If I can offer them any hope and something to get behind, I’m definitely not going to be turning my back on that by any means. I worked my whole career to have people care about me. Here I am at 35 and the lightbulb goes off and I’m in the prime of my career in the best run of my career. The idea of me ever being a bad guy or a heel, I can’t see it. Never say never in wrestling, but I can’t see it.”
On his experience working on the Go-Big Show for TBS:
“The Go-Big Show was a wonderful experience. To be able to sit there and be entertained and be given the role of a judge for some of these heartland American and international acts during a time like now in a pandemic. It is really good to see the world come together in a sense with some very different acts.
Snoop Dogg is really the captain and the lead of Go-Big Show. On the second night I think he said, “Nobody is here by chance. Everyone here is in an upward trajectory. That stuck with me. I’m there not solely because of my management team or myself. It’s because I represent AEW, and AEW is on this upward trajectory that is amazing. If you think about it where we started and what we’re doing now, the business is forever changed. I don’t mean that with hyperbole or bravado.
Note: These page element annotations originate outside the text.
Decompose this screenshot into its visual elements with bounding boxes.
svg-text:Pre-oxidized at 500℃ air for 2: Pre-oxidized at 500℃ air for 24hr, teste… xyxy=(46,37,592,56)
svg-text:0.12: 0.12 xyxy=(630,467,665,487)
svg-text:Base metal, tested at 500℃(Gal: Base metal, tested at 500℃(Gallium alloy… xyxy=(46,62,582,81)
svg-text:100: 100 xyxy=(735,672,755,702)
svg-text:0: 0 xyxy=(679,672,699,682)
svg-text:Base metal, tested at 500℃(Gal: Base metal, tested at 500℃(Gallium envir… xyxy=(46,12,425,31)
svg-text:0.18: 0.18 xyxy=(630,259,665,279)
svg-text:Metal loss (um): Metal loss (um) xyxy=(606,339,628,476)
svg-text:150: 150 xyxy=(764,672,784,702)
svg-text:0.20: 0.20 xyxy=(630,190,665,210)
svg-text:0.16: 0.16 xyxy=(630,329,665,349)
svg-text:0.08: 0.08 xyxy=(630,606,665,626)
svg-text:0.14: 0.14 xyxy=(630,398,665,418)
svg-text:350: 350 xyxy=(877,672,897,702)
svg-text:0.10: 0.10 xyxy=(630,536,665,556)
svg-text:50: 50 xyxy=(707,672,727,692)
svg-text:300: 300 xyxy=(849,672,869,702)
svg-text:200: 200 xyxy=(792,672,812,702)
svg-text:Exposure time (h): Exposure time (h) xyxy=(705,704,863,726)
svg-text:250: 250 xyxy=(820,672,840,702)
I say that with pride because I love wrestling and want to see it change.”
On what he hopes to achieve in AEW Dynamite’s second year:
“We have to move from novelty to commodity. One thing we’ve continued to do is recruit. People wonder why we’re recruiting when we only have this two-hour bullseye to hit. We know that this third hour is going to present itself soon. And I don’t mean a third hour of Dynamite. I mean a separate hour on a WarnerMedia network.
We’ll be able to diversify and freshen up the content on a regular basis. That’s why I think recruitment is vastly important, even in this two-hour window. The word was fresh when we started. Let’s recruit fresh. Let’s look fresh. We have to continue to be fresh. Our opponent in this space was unopposed for 20 years. We’ve already been around a year plus and always been opposed.
That opposition will make us continue to pivot and provide fresh content for all the major stars, middle card stars and stars at the bottom of the card. That’s what you want A stories, B stories. Everyone gets to grow that way. I think it’s a matter of keeping the viewer on the edge of their seat. I think we have to push the envelope. I really believe in pushing the envelope. Wrestling is so many things. It doesn’t have a single identity. There is a dog collar match on the show in 2020. There is blood, cursing, unscripted promos.
It’s not trash TV as much as it is artists going out there and painting that picture and playing their own music and building a fan base and letting AEW bring them in as part of the team. I really am excited for what we do in terms of the second year of Dynamite.
We have so many different flavors of ice cream. It’s fun to hear about what some of the armchair bookers would do. I love that discussion. Some good ideas come out of that. One thing I want to hit and stress is the industry has changed. The pay-per-view is no longer the lifeblood of a company. The pay-per-view is not what generates and feeds you. The television does. In our case, Dynamite.
That television contract is what we need to honor more than anything. When people say save it for the pay-per-view, hell no. We still have an idea of long-form and where we want stars like MJF, Darby Allin, Anna Jay of where we want them to be in year two and three. We still have that in our minds. Dynamite needs to be the spot you come to each week, destination programming. Save nothing because you’ll think of something else. We have enough smart people to do it. That’s my thought.”